Il nous explique ce qui s’est passé en Chine : interrogé par  pour le site du médiatique médecin Michel Cymes, il indique qu’au bout de deux mois de confinement, les troubles mentaux avérés (diagnostiqués) ont atteint la moitié de la population : stress post-traumatique, dépression, troubles de l’anxiété, décompensation… Il est persuadé que nous allons avoir  en France un effet post-confinement, avec un recours accru aux soins psychiatriques.

[ajout]  L’Etude COCONEL pour Coronavirus et Confinement : Enquête longitudinale, confirme cette inquiétude.  Elle indique que : « La comparaison avec les dernières données collectées en population générale en 2017 suggère une nette dégradation de la santé mentale au cours du confinement.

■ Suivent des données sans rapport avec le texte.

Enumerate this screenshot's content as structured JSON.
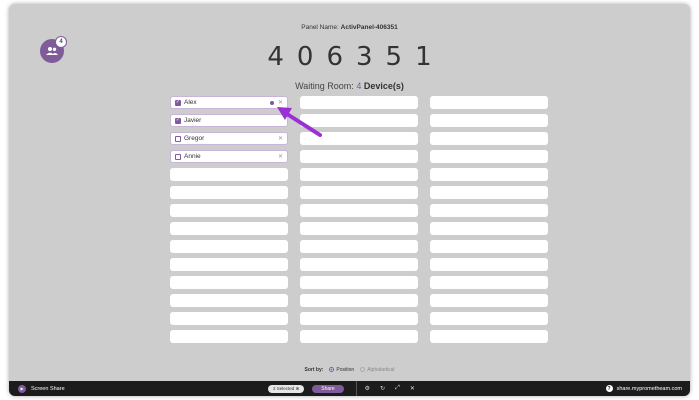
{
  "header": {
    "panel_name_label": "Panel Name:",
    "panel_name_value": "ActivPanel-406351",
    "pin": "406351",
    "waiting_prefix": "Waiting Room:",
    "waiting_count": "4",
    "waiting_suffix": "Device(s)",
    "devices_badge_count": "4"
  },
  "devices": [
    {
      "name": "Alex",
      "checked": true,
      "status_dot": true
    },
    {
      "name": "Javier",
      "checked": true,
      "status_dot": false
    },
    {
      "name": "Gregor",
      "checked": false,
      "status_dot": false
    },
    {
      "name": "Annie",
      "checked": false,
      "status_dot": false
    }
  ],
  "sort": {
    "label": "Sort by:",
    "option_position": "Position",
    "option_alphabetical": "Alphabetical",
    "selected": "Position"
  },
  "bottombar": {
    "app_label": "Screen Share",
    "selected_pill": "2 Selected",
    "share_label": "Share",
    "url": "share.myprometheam.com"
  },
  "colors": {
    "accent": "#7f5b9a",
    "arrow": "#9b2fd6",
    "background": "#cdcdcd",
    "bottombar": "#1c1c1c"
  }
}
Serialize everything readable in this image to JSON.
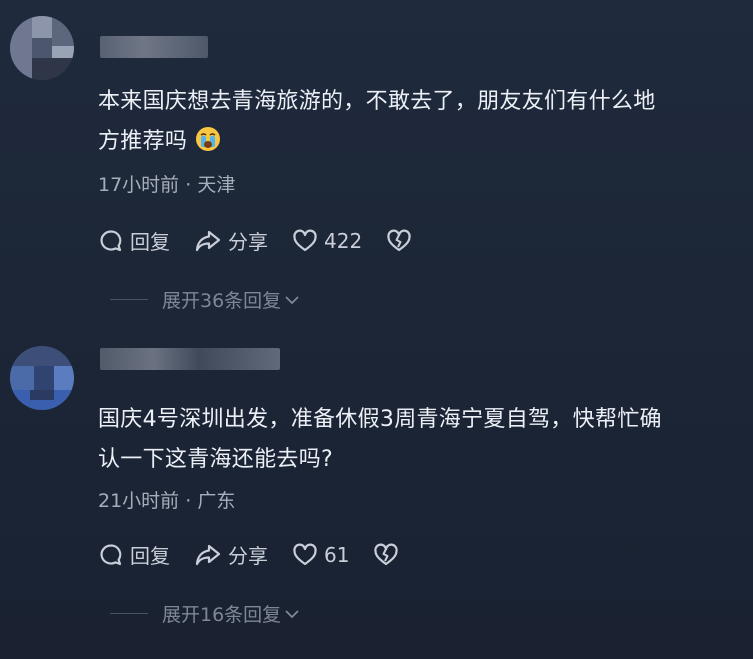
{
  "comments": [
    {
      "text_line1": "本来国庆想去青海旅游的，不敢去了，朋友友们有什么地",
      "text_line2": "方推荐吗",
      "emoji": "crying-face-emoji",
      "time": "17小时前",
      "location": "天津",
      "reply_label": "回复",
      "share_label": "分享",
      "likes": "422",
      "expand_label": "展开36条回复"
    },
    {
      "text_line1": "国庆4号深圳出发，准备休假3周青海宁夏自驾，快帮忙确",
      "text_line2": "认一下这青海还能去吗?",
      "time": "21小时前",
      "location": "广东",
      "reply_label": "回复",
      "share_label": "分享",
      "likes": "61",
      "expand_label": "展开16条回复"
    }
  ],
  "meta_separator": " · ",
  "colors": {
    "background": "#1c2636",
    "text": "#ecf0f6",
    "meta": "#a7aebb",
    "expand": "#7f8797"
  }
}
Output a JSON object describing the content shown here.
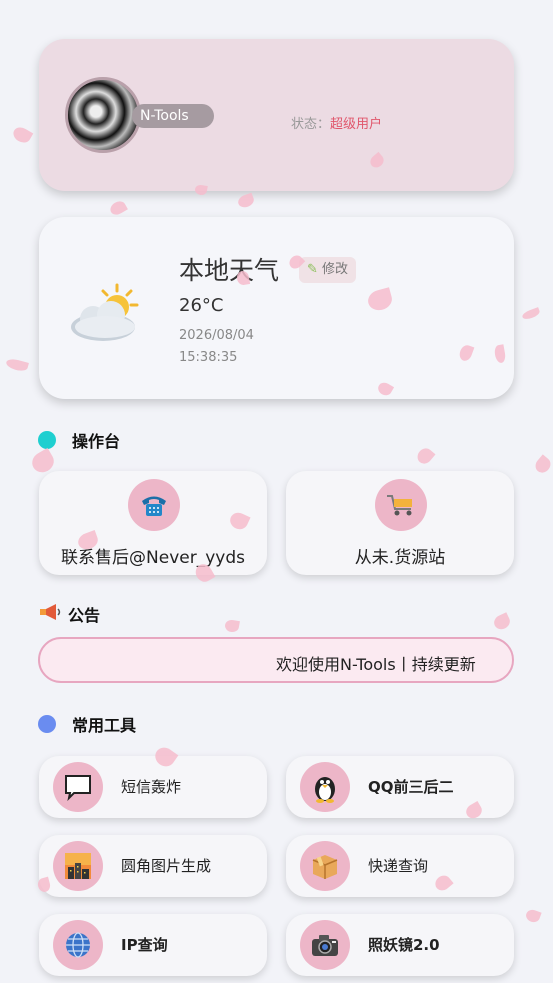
{
  "profile": {
    "name": "N-Tools",
    "status_label": "状态：",
    "status_value": "超级用户"
  },
  "weather": {
    "title": "本地天气",
    "edit_label": "修改",
    "temperature": "26°C",
    "date": "2026/08/04",
    "time": "15:38:35"
  },
  "console": {
    "title": "操作台",
    "dot_color": "#1fcfd0",
    "items": [
      {
        "label": "联系售后@Never_yyds",
        "icon": "telephone-icon"
      },
      {
        "label": "从未.货源站",
        "icon": "shopping-cart-icon"
      }
    ]
  },
  "notice": {
    "title": "公告",
    "icon": "megaphone-icon",
    "text": "欢迎使用N-Tools丨持续更新"
  },
  "tools": {
    "title": "常用工具",
    "dot_color": "#6a8cf0",
    "items": [
      {
        "label": "短信轰炸",
        "icon": "speech-bubble-icon"
      },
      {
        "label": "QQ前三后二",
        "icon": "penguin-icon"
      },
      {
        "label": "圆角图片生成",
        "icon": "city-sunset-icon"
      },
      {
        "label": "快递查询",
        "icon": "package-icon"
      },
      {
        "label": "IP查询",
        "icon": "globe-icon"
      },
      {
        "label": "照妖镜2.0",
        "icon": "camera-icon"
      }
    ]
  },
  "colors": {
    "accent_pink": "#edb6c8",
    "status_red": "#e0566b",
    "notice_border": "#e7a6c0"
  }
}
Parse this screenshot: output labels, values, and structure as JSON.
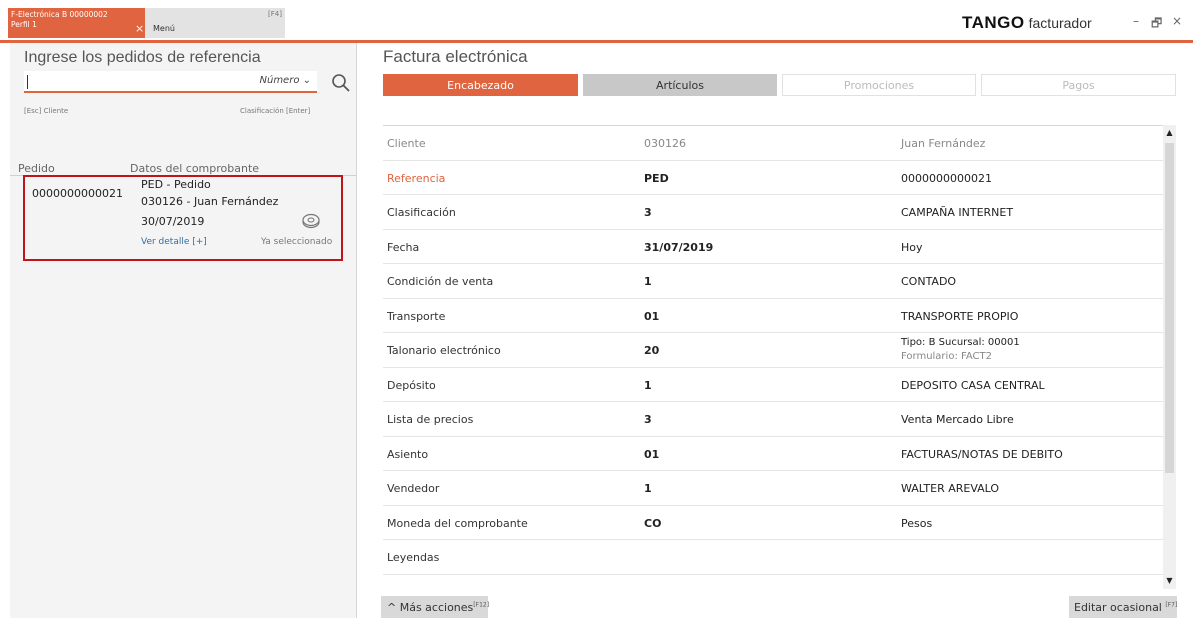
{
  "tabs": {
    "active": {
      "line1": "F-Electrónica B 00000002",
      "line2": "Perfil 1",
      "close": "×"
    },
    "menu": {
      "label": "Menú",
      "shortcut": "[F4]"
    }
  },
  "brand": {
    "name": "TANGO",
    "product": "facturador"
  },
  "window_controls": {
    "minimize": "–",
    "restore": "🗗",
    "close": "×"
  },
  "left": {
    "title": "Ingrese los pedidos de referencia",
    "search": {
      "value": "",
      "mode": "Número ⌄"
    },
    "hint_left": "[Esc] Cliente",
    "hint_right": "Clasificación [Enter]",
    "columns": {
      "pedido": "Pedido",
      "datos": "Datos del comprobante"
    },
    "order": {
      "number": "0000000000021",
      "line1": "PED - Pedido",
      "line2": "030126 - Juan Fernández",
      "date": "30/07/2019",
      "detail_link": "Ver detalle [+]",
      "status": "Ya seleccionado"
    }
  },
  "right": {
    "title": "Factura electrónica",
    "tabs": [
      "Encabezado",
      "Artículos",
      "Promociones",
      "Pagos"
    ],
    "rows": [
      {
        "label": "Cliente",
        "code": "030126",
        "desc": "Juan Fernández"
      },
      {
        "label": "Referencia",
        "code": "PED",
        "desc": "0000000000021"
      },
      {
        "label": "Clasificación",
        "code": "3",
        "desc": "CAMPAÑA INTERNET"
      },
      {
        "label": "Fecha",
        "code": "31/07/2019",
        "desc": "Hoy"
      },
      {
        "label": "Condición de venta",
        "code": "1",
        "desc": "CONTADO"
      },
      {
        "label": "Transporte",
        "code": "01",
        "desc": "TRANSPORTE PROPIO"
      },
      {
        "label": "Talonario electrónico",
        "code": "20",
        "desc": "Tipo: B   Sucursal: 00001",
        "desc2": "Formulario: FACT2"
      },
      {
        "label": "Depósito",
        "code": "1",
        "desc": "DEPOSITO CASA CENTRAL"
      },
      {
        "label": "Lista de precios",
        "code": "3",
        "desc": "Venta Mercado Libre"
      },
      {
        "label": "Asiento",
        "code": "01",
        "desc": "FACTURAS/NOTAS DE DEBITO"
      },
      {
        "label": "Vendedor",
        "code": "1",
        "desc": "WALTER AREVALO"
      },
      {
        "label": "Moneda del comprobante",
        "code": "CO",
        "desc": "Pesos"
      },
      {
        "label": "Leyendas",
        "code": "",
        "desc": ""
      }
    ],
    "more_actions": {
      "label": "Más acciones",
      "shortcut": "[F12]"
    },
    "edit_occasional": {
      "label": "Editar ocasional",
      "shortcut": "[F7]"
    }
  },
  "colors": {
    "accent": "#e0643f",
    "highlight_border": "#c0141b",
    "link": "#2f6ea6"
  }
}
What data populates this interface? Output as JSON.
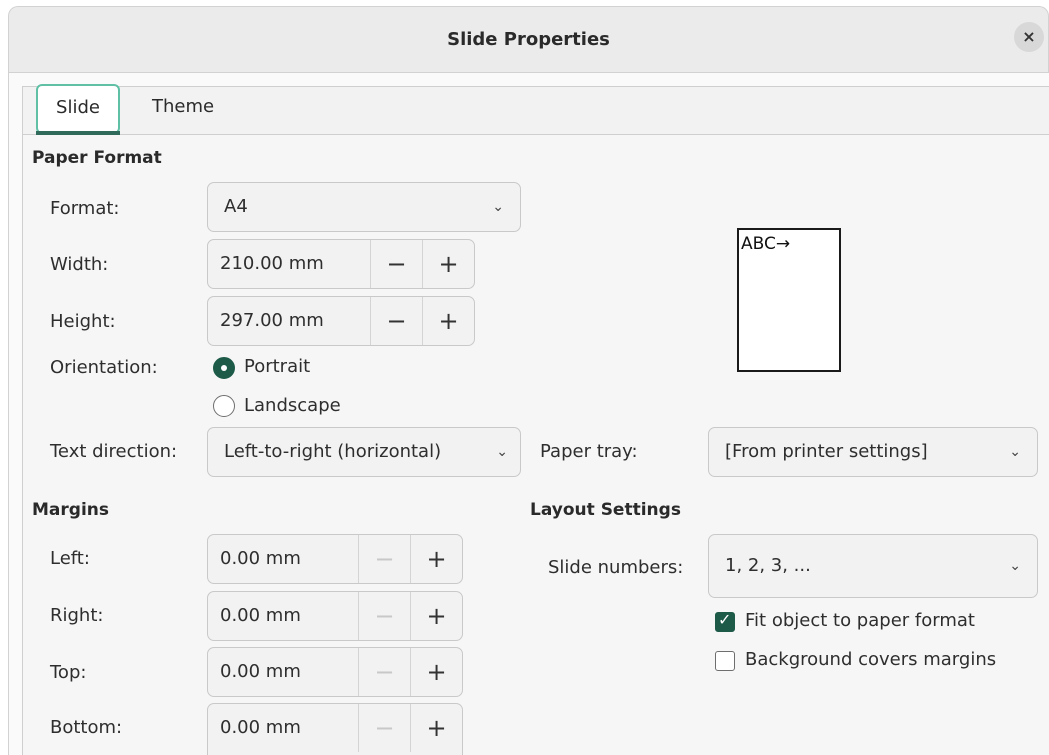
{
  "window": {
    "title": "Slide Properties",
    "close_glyph": "×"
  },
  "tabs": [
    {
      "label": "Slide",
      "active": true
    },
    {
      "label": "Theme",
      "active": false
    }
  ],
  "paper_format": {
    "heading": "Paper Format",
    "format": {
      "label": "Format:",
      "value": "A4"
    },
    "width": {
      "label": "Width:",
      "value": "210.00 mm"
    },
    "height": {
      "label": "Height:",
      "value": "297.00 mm"
    },
    "orientation": {
      "label": "Orientation:",
      "options": [
        {
          "label": "Portrait",
          "selected": true
        },
        {
          "label": "Landscape",
          "selected": false
        }
      ]
    },
    "text_direction": {
      "label": "Text direction:",
      "value": "Left-to-right (horizontal)"
    },
    "paper_tray": {
      "label": "Paper tray:",
      "value": "[From printer settings]"
    },
    "preview_text": "ABC→"
  },
  "margins": {
    "heading": "Margins",
    "left": {
      "label": "Left:",
      "value": "0.00 mm"
    },
    "right": {
      "label": "Right:",
      "value": "0.00 mm"
    },
    "top": {
      "label": "Top:",
      "value": "0.00 mm"
    },
    "bottom": {
      "label": "Bottom:",
      "value": "0.00 mm"
    }
  },
  "layout_settings": {
    "heading": "Layout Settings",
    "slide_numbers": {
      "label": "Slide numbers:",
      "value": "1, 2, 3, ..."
    },
    "fit_object": {
      "label": "Fit object to paper format",
      "checked": true
    },
    "background_covers": {
      "label": "Background covers margins",
      "checked": false
    }
  },
  "spin_glyphs": {
    "minus": "−",
    "plus": "+"
  },
  "chevron_glyph": "⌄",
  "colors": {
    "accent": "#1d5a48",
    "tab_focus": "#60c0a6"
  }
}
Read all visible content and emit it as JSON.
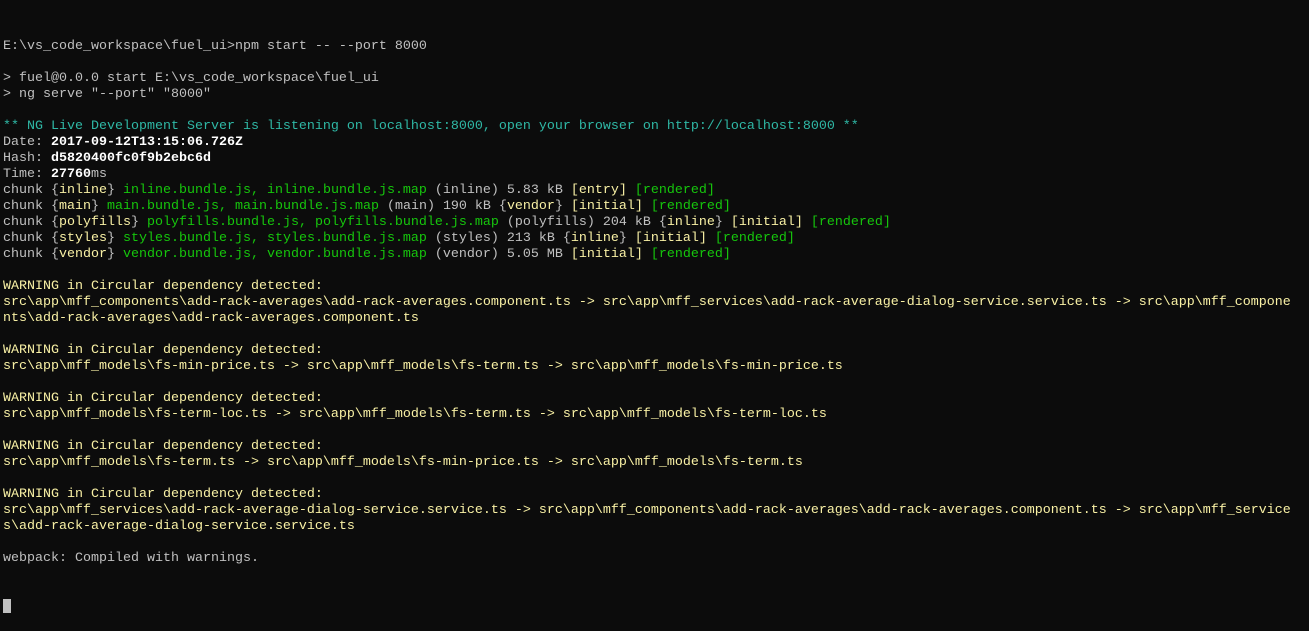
{
  "colors": {
    "background": "#0c0c0c",
    "text_default": "#c0c0c0",
    "text_bright": "#ffffff",
    "green": "#16c60c",
    "teal": "#2fb8a6",
    "yellow": "#f9f1a5"
  },
  "lines": [
    {
      "segs": [
        {
          "t": "E:\\vs_code_workspace\\fuel_ui>npm start -- --port 8000",
          "c": "c-gray"
        }
      ]
    },
    {
      "segs": [
        {
          "t": "",
          "c": "c-gray"
        }
      ]
    },
    {
      "segs": [
        {
          "t": "> fuel@0.0.0 start E:\\vs_code_workspace\\fuel_ui",
          "c": "c-gray"
        }
      ]
    },
    {
      "segs": [
        {
          "t": "> ng serve \"--port\" \"8000\"",
          "c": "c-gray"
        }
      ]
    },
    {
      "segs": [
        {
          "t": "",
          "c": "c-gray"
        }
      ]
    },
    {
      "segs": [
        {
          "t": "** NG Live Development Server is listening on localhost:8000, open your browser on http://localhost:8000 **",
          "c": "c-teal"
        }
      ]
    },
    {
      "segs": [
        {
          "t": "Date: ",
          "c": "c-gray"
        },
        {
          "t": "2017-09-12T13:15:06.726Z",
          "c": "c-white-bold"
        }
      ]
    },
    {
      "segs": [
        {
          "t": "Hash: ",
          "c": "c-gray"
        },
        {
          "t": "d5820400fc0f9b2ebc6d",
          "c": "c-white-bold"
        }
      ]
    },
    {
      "segs": [
        {
          "t": "Time: ",
          "c": "c-gray"
        },
        {
          "t": "27760",
          "c": "c-white-bold"
        },
        {
          "t": "ms",
          "c": "c-gray"
        }
      ]
    },
    {
      "segs": [
        {
          "t": "chunk {",
          "c": "c-gray"
        },
        {
          "t": "inline",
          "c": "c-byellow"
        },
        {
          "t": "} ",
          "c": "c-gray"
        },
        {
          "t": "inline.bundle.js, inline.bundle.js.map",
          "c": "c-bgreen"
        },
        {
          "t": " (inline) 5.83 kB ",
          "c": "c-gray"
        },
        {
          "t": "[entry]",
          "c": "c-byellow"
        },
        {
          "t": " ",
          "c": "c-gray"
        },
        {
          "t": "[rendered]",
          "c": "c-bgreen"
        }
      ]
    },
    {
      "segs": [
        {
          "t": "chunk {",
          "c": "c-gray"
        },
        {
          "t": "main",
          "c": "c-byellow"
        },
        {
          "t": "} ",
          "c": "c-gray"
        },
        {
          "t": "main.bundle.js, main.bundle.js.map",
          "c": "c-bgreen"
        },
        {
          "t": " (main) 190 kB {",
          "c": "c-gray"
        },
        {
          "t": "vendor",
          "c": "c-byellow"
        },
        {
          "t": "} ",
          "c": "c-gray"
        },
        {
          "t": "[initial]",
          "c": "c-byellow"
        },
        {
          "t": " ",
          "c": "c-gray"
        },
        {
          "t": "[rendered]",
          "c": "c-bgreen"
        }
      ]
    },
    {
      "segs": [
        {
          "t": "chunk {",
          "c": "c-gray"
        },
        {
          "t": "polyfills",
          "c": "c-byellow"
        },
        {
          "t": "} ",
          "c": "c-gray"
        },
        {
          "t": "polyfills.bundle.js, polyfills.bundle.js.map",
          "c": "c-bgreen"
        },
        {
          "t": " (polyfills) 204 kB {",
          "c": "c-gray"
        },
        {
          "t": "inline",
          "c": "c-byellow"
        },
        {
          "t": "} ",
          "c": "c-gray"
        },
        {
          "t": "[initial]",
          "c": "c-byellow"
        },
        {
          "t": " ",
          "c": "c-gray"
        },
        {
          "t": "[rendered]",
          "c": "c-bgreen"
        }
      ]
    },
    {
      "segs": [
        {
          "t": "chunk {",
          "c": "c-gray"
        },
        {
          "t": "styles",
          "c": "c-byellow"
        },
        {
          "t": "} ",
          "c": "c-gray"
        },
        {
          "t": "styles.bundle.js, styles.bundle.js.map",
          "c": "c-bgreen"
        },
        {
          "t": " (styles) 213 kB {",
          "c": "c-gray"
        },
        {
          "t": "inline",
          "c": "c-byellow"
        },
        {
          "t": "} ",
          "c": "c-gray"
        },
        {
          "t": "[initial]",
          "c": "c-byellow"
        },
        {
          "t": " ",
          "c": "c-gray"
        },
        {
          "t": "[rendered]",
          "c": "c-bgreen"
        }
      ]
    },
    {
      "segs": [
        {
          "t": "chunk {",
          "c": "c-gray"
        },
        {
          "t": "vendor",
          "c": "c-byellow"
        },
        {
          "t": "} ",
          "c": "c-gray"
        },
        {
          "t": "vendor.bundle.js, vendor.bundle.js.map",
          "c": "c-bgreen"
        },
        {
          "t": " (vendor) 5.05 MB ",
          "c": "c-gray"
        },
        {
          "t": "[initial]",
          "c": "c-byellow"
        },
        {
          "t": " ",
          "c": "c-gray"
        },
        {
          "t": "[rendered]",
          "c": "c-bgreen"
        }
      ]
    },
    {
      "segs": [
        {
          "t": "",
          "c": "c-gray"
        }
      ]
    },
    {
      "segs": [
        {
          "t": "WARNING in Circular dependency detected:",
          "c": "c-yellow"
        }
      ]
    },
    {
      "segs": [
        {
          "t": "src\\app\\mff_components\\add-rack-averages\\add-rack-averages.component.ts -> src\\app\\mff_services\\add-rack-average-dialog-service.service.ts -> src\\app\\mff_compone",
          "c": "c-yellow"
        }
      ]
    },
    {
      "segs": [
        {
          "t": "nts\\add-rack-averages\\add-rack-averages.component.ts",
          "c": "c-yellow"
        }
      ]
    },
    {
      "segs": [
        {
          "t": "",
          "c": "c-gray"
        }
      ]
    },
    {
      "segs": [
        {
          "t": "WARNING in Circular dependency detected:",
          "c": "c-yellow"
        }
      ]
    },
    {
      "segs": [
        {
          "t": "src\\app\\mff_models\\fs-min-price.ts -> src\\app\\mff_models\\fs-term.ts -> src\\app\\mff_models\\fs-min-price.ts",
          "c": "c-yellow"
        }
      ]
    },
    {
      "segs": [
        {
          "t": "",
          "c": "c-gray"
        }
      ]
    },
    {
      "segs": [
        {
          "t": "WARNING in Circular dependency detected:",
          "c": "c-yellow"
        }
      ]
    },
    {
      "segs": [
        {
          "t": "src\\app\\mff_models\\fs-term-loc.ts -> src\\app\\mff_models\\fs-term.ts -> src\\app\\mff_models\\fs-term-loc.ts",
          "c": "c-yellow"
        }
      ]
    },
    {
      "segs": [
        {
          "t": "",
          "c": "c-gray"
        }
      ]
    },
    {
      "segs": [
        {
          "t": "WARNING in Circular dependency detected:",
          "c": "c-yellow"
        }
      ]
    },
    {
      "segs": [
        {
          "t": "src\\app\\mff_models\\fs-term.ts -> src\\app\\mff_models\\fs-min-price.ts -> src\\app\\mff_models\\fs-term.ts",
          "c": "c-yellow"
        }
      ]
    },
    {
      "segs": [
        {
          "t": "",
          "c": "c-gray"
        }
      ]
    },
    {
      "segs": [
        {
          "t": "WARNING in Circular dependency detected:",
          "c": "c-yellow"
        }
      ]
    },
    {
      "segs": [
        {
          "t": "src\\app\\mff_services\\add-rack-average-dialog-service.service.ts -> src\\app\\mff_components\\add-rack-averages\\add-rack-averages.component.ts -> src\\app\\mff_service",
          "c": "c-yellow"
        }
      ]
    },
    {
      "segs": [
        {
          "t": "s\\add-rack-average-dialog-service.service.ts",
          "c": "c-yellow"
        }
      ]
    },
    {
      "segs": [
        {
          "t": "",
          "c": "c-gray"
        }
      ]
    },
    {
      "segs": [
        {
          "t": "webpack: Compiled with warnings.",
          "c": "c-gray"
        }
      ]
    }
  ]
}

Cette situation est d’autant plus inquiétante que, selon d’autres sources d’information, beaucoup de patients renoncent à consulter un médecin du fait du confinement. Si cette situation perdure encore plusieurs semaines, elle pourrait favoriser la survenue de pathologies psychiatriques sévères, et un rebond de la demande de soins en levée de confinement, auquel il convient de se préparer. » [fin ajout]

L’enquête du psychiatre Nicolas Franck,nous questionne aussi sur nos usages des outils numériques. nous permettent-ils de mieux vivre cette période ou sont-ils au contraire facteur de stress ?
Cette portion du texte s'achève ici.